Alias of Profinite.NobelingProof.GoodProducts.finsuppSum_mem_span_eval.

theorem Profinite.NobelingProof.GoodProducts.spanFin {I : Type u} (C : Set (I → Bool)) [LinearOrder I] (s : Finset I) [WellFoundedLT I] : ⊤ ≤ Submodule.span ℤ (Set.range (eval (π C fun (x : I) => x ∈ s)))

If s is a finite subset of I, then the good products span.

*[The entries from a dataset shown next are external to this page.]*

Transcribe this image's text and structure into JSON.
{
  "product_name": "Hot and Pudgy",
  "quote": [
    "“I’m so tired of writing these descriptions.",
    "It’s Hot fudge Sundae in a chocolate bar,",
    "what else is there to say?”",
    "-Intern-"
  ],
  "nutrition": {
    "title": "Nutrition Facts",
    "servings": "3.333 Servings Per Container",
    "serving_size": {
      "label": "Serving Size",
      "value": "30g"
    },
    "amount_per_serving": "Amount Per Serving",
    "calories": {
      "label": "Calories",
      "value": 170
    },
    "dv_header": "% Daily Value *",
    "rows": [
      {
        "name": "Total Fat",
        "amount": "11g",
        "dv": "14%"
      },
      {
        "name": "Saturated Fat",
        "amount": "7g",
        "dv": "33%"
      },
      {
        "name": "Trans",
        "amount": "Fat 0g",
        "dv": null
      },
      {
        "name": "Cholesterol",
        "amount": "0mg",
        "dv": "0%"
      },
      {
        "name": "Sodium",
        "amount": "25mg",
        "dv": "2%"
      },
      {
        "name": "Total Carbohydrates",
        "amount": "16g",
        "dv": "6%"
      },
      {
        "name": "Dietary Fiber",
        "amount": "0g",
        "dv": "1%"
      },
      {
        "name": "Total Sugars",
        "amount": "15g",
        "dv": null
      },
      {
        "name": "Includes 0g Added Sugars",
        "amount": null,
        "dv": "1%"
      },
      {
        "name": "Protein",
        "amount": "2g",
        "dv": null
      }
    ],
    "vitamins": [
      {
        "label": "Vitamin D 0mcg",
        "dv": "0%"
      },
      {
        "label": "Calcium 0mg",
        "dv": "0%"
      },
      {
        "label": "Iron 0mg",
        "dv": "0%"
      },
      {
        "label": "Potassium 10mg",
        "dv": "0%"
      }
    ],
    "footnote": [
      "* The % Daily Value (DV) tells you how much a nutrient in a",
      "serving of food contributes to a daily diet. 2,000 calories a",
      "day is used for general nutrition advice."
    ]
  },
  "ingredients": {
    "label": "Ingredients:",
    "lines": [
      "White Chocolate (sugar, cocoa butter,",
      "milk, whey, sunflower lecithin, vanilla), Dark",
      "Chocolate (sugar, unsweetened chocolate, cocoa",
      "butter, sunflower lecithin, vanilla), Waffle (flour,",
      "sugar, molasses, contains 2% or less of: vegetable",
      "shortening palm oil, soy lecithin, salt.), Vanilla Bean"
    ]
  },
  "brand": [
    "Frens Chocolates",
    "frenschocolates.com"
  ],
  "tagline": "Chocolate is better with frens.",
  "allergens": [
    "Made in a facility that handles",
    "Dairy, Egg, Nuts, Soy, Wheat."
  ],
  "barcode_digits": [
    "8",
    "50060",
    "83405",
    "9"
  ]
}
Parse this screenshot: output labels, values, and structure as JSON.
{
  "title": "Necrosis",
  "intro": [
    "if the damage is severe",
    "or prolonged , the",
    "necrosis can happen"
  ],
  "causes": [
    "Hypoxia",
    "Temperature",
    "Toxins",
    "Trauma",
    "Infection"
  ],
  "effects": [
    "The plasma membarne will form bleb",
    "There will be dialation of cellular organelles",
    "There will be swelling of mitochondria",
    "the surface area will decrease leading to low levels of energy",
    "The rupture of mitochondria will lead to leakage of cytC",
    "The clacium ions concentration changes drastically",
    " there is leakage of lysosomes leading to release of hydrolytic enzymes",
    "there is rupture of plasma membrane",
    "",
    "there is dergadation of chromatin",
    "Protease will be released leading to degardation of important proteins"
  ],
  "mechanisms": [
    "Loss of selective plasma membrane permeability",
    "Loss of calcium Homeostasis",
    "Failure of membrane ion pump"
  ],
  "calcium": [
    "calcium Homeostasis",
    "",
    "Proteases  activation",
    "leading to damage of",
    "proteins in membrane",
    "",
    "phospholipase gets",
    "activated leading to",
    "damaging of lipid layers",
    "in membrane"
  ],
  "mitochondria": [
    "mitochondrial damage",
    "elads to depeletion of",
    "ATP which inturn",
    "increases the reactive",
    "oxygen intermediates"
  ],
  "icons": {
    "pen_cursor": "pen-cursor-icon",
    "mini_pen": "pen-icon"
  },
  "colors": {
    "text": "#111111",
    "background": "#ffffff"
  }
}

theorem Profinite.NobelingProof.fin_comap_jointlySurjective {I : Type u} (C : Set (I → Bool)) [LinearOrder I] (hC : IsClosed C) (f : LocallyConstant ↑C ℤ) : ∃ (s : Finset I) (g : LocallyConstant ↑(π C fun (x : I) => x ∈ s) ℤ), f = LocallyConstant.comap { toFun := ProjRestrict C fun (x : I) => x ∈ s, continuous_toFun := ⋯ } g

theorem Profinite.NobelingProof.GoodProducts.span {I : Type u} (C : Set (I → Bool)) [LinearOrder I] [WellFoundedLT I] (hC : IsClosed C) : ⊤ ≤ Submodule.span ℤ (Set.range (eval C))

The good products span all of LocallyConstant C ℤ if C is closed.